In this fantastic tale, 15-year-old Charles Wallace travels not through space but through time, on a wind-riding unicorn–pegasus named Gaudior (“more joyful” ). A pregnant Meg (now O’Keefe) lies in her attic bed (yes, again it is “a dark and stormy night”) and accompanies him through “kything,” communicating mind-to-mind. She is strengthened in her abilities by a recently arrived replacement for the ever-vigilant Fortinbras: a stray dog, whom Charles Wallace tells us is named Ananda (“that joy in existence without which the universe will fall apart and collapse” ). As in A Wind in the Door, when we learn that Louise the Larger (the pet garden snake) is actually a “Teacher” in the greater universal community, animals have a strong mystical connection, used to support the Murry children in their attempts to save the world; also like A Wind in the Door, the narrative clues are not particularly subtle. But at least A Swiftly Tilting Planet has an interesting story to tell, and a mystery to solve, that keep the reader guessing well into the plot.

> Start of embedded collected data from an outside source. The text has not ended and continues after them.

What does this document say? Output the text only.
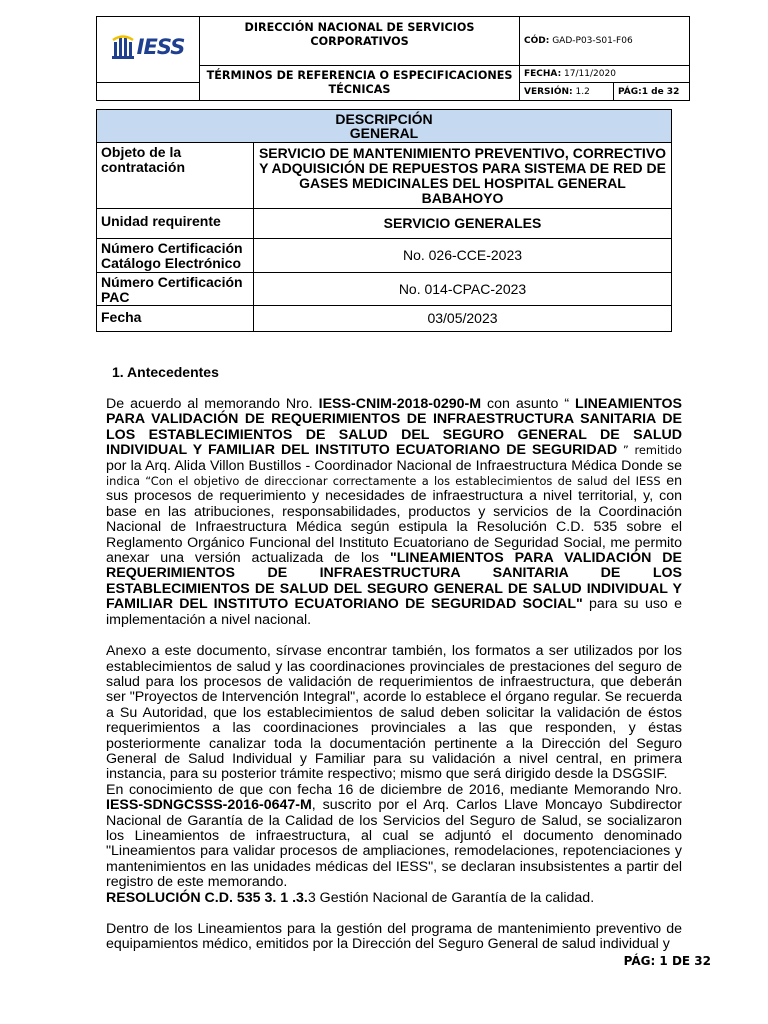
IESS	DIRECCIÓN NACIONAL DE SERVICIOS CORPORATIVOS	CÓD: GAD-P03-S01-F06	
	TÉRMINOS DE REFERENCIA O ESPECIFICACIONES TÉCNICAS	FECHA: 17/11/2020	
		VERSIÓN: 1.2	PÁG:1 de 32
DESCRIPCIÓN
GENERAL	
Objeto de la contratación	SERVICIO DE MANTENIMIENTO PREVENTIVO, CORRECTIVO Y ADQUISICIÓN DE REPUESTOS PARA SISTEMA DE RED DE GASES MEDICINALES DEL HOSPITAL GENERAL BABAHOYO
Unidad requirente	SERVICIO GENERALES
Número Certificación Catálogo Electrónico	No. 026-CCE-2023
Número Certificación PAC	No. 014-CPAC-2023
Fecha	03/05/2023
1. Antecedentes

De acuerdo al memorando Nro. IESS-CNIM-2018-0290-M con asunto “ LINEAMIENTOS PARA VALIDACIÓN DE REQUERIMIENTOS DE INFRAESTRUCTURA SANITARIA DE LOS ESTABLECIMIENTOS DE SALUD DEL SEGURO GENERAL DE SALUD INDIVIDUAL Y FAMILIAR DEL INSTITUTO ECUATORIANO DE SEGURIDAD ” remitido por la Arq. Alida Villon Bustillos - Coordinador Nacional de Infraestructura Médica Donde se indica “Con el objetivo de direccionar correctamente a los establecimientos de salud del IESS en sus procesos de requerimiento y necesidades de infraestructura a nivel territorial, y, con base en las atribuciones, responsabilidades, productos y servicios de la Coordinación Nacional de Infraestructura Médica según estipula la Resolución C.D. 535 sobre el Reglamento Orgánico Funcional del Instituto Ecuatoriano de Seguridad Social, me permito anexar una versión actualizada de los "LINEAMIENTOS PARA VALIDACIÓN DE REQUERIMIENTOS DE INFRAESTRUCTURA SANITARIA DE LOS ESTABLECIMIENTOS DE SALUD DEL SEGURO GENERAL DE SALUD INDIVIDUAL Y FAMILIAR DEL INSTITUTO ECUATORIANO DE SEGURIDAD SOCIAL" para su uso e implementación a nivel nacional.

Anexo a este documento, sírvase encontrar también, los formatos a ser utilizados por los establecimientos de salud y las coordinaciones provinciales de prestaciones del seguro de salud para los procesos de validación de requerimientos de infraestructura, que deberán ser "Proyectos de Intervención Integral", acorde lo establece el órgano regular. Se recuerda a Su Autoridad, que los establecimientos de salud deben solicitar la validación de éstos requerimientos a las coordinaciones provinciales a las que responden, y éstas posteriormente canalizar toda la documentación pertinente a la Dirección del Seguro General de Salud Individual y Familiar para su validación a nivel central, en primera instancia, para su posterior trámite respectivo; mismo que será dirigido desde la DSGSIF.

En conocimiento de que con fecha 16 de diciembre de 2016, mediante Memorando Nro. IESS-SDNGCSSS-2016-0647-M, suscrito por el Arq. Carlos Llave Moncayo Subdirector Nacional de Garantía de la Calidad de los Servicios del Seguro de Salud, se socializaron los Lineamientos de infraestructura, al cual se adjuntó el documento denominado "Lineamientos para validar procesos de ampliaciones, remodelaciones, repotenciaciones y mantenimientos en las unidades médicas del IESS", se declaran insubsistentes a partir del registro de este memorando.

RESOLUCIÓN C.D. 535 3. 1 .3.3 Gestión Nacional de Garantía de la calidad.

Dentro de los Lineamientos para la gestión del programa de mantenimiento preventivo de equipamientos médico, emitidos por la Dirección del Seguro General de salud individual y

PÁG: 1 DE 32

The pervasive theme in this novel is the archetype most often represented by Cain and Abel. L’Engle takes for the basis of her version the Welsh legend of Madoc, published in epic poetic form by Robert Southey in 1805. The original had only the youngest Welsh prince, Madoc, fleeing internecine strife to found a new, more peaceful life in America (although in Southey’s poem he ends up waging religious war on the Aztecs, and converting them, and ultimately founding a colony). In L’Engle’s version, he and an older brother, Gwydyr, cross the waters: like Cain and Abel, one is peace-loving, one is full of a greed for power. Charles Wallace, sent to alter history and thus prevent nuclear annihilation at the hands of a South American despot, enters “Within” the peaceful Madoc, as he does a number of subsequent characters, and begins to learn the long and complicated history of Madoc’s and Gwydyr’s decedents, intertwined as it is with the history of Calvin O’Keefe’s forebears as well as the Southey poem. And yes, the plot is presented in as complicated a manner as this sounds, even moreso. Young readers will actually enjoy the historical puzzle L’Engle builds for us, even if to the adult reader it seems somewhat contrived. Charles Wallace visits some interesting moments in history: prehistoric Native America, first contact with the indigenous peoples, the Salem witch trials, the Civil War. These are combined with more recent fictional moments that will similarly interest readers: namely, the early life of Calvin’s seemingly unimportant and ineffectual mother. There is “more to her than meets the eye” (24, 278), certainly, and A Swiftly Tilting Planet shows characters and readers alike how wrong it is to judge a person without knowing the full story.
Where A Wind in the Door felt uncertain of its genre, and did not really beg continuation, A Swiftly Tilting Planet brings the reader back into the Murry–O’Keefe families’ lives and leaves us wondering where their stories will go from here.
1 James DeMille, A Strange Manuscript Found in Copper Cylinder, 1888 (Montreal: McGill-Queen’s UP, 2000) 226.